Ingevolge artikel 8:54, eerste lid, van de Algemene wet bestuursrecht (Awb) kan de rechtbank, totdat partijen zijn uitgenodigd om op een zitting te verschijnen, het onderzoek sluiten indien voortzetting van het onderzoek niet nodig is, omdat zij kennelijk onbevoegd is dan wel het beroep kennelijk niet-ontvankelijk, kennelijk ongegrond of kennelijk gegrond is.
Ingevolge artikel 6:2, aanhef en onder b, van de Awb wordt voor de toepassing van wettelijke voorschriften over bezwaar en beroep, het niet tijdig nemen van een besluit met een besluit gelijkgesteld. Tegen het niet tijdig beslissen staat dan ook beroep bij de rechtbank open.
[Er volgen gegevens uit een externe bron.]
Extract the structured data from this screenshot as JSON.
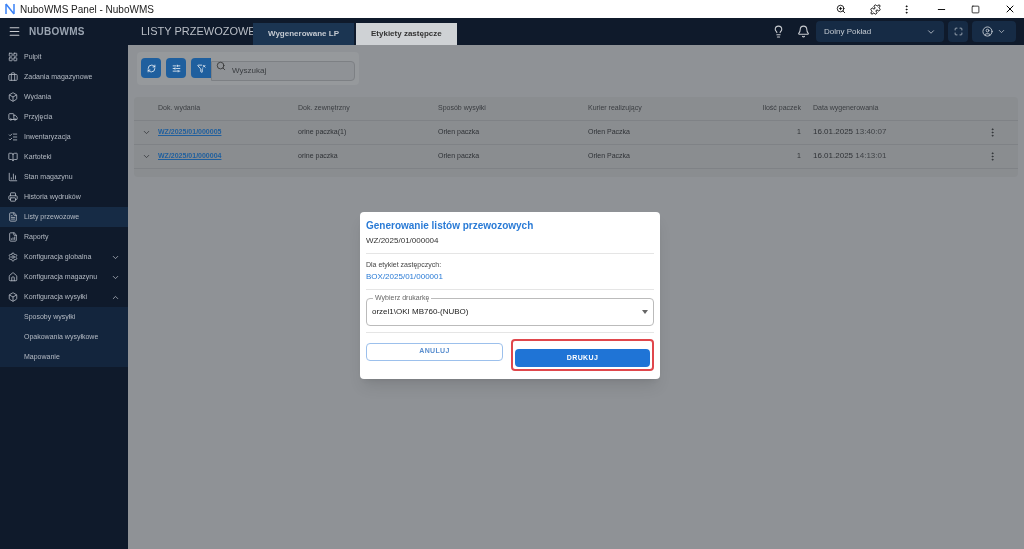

Ingevolge artikel 6:6, aanhef en onder b, van de Awb kan het bezwaar of beroep niet-ontvankelijk worden verklaard indien niet is voldaan aan artikel 6:5 of aan enig ander bij de wet gesteld vereiste voor het in behandeling nemen van het bezwaar of beroep, mits de indiener de gelegenheid heeft gehad het verzuim te herstellen binnen een hem daartoe gestelde termijn.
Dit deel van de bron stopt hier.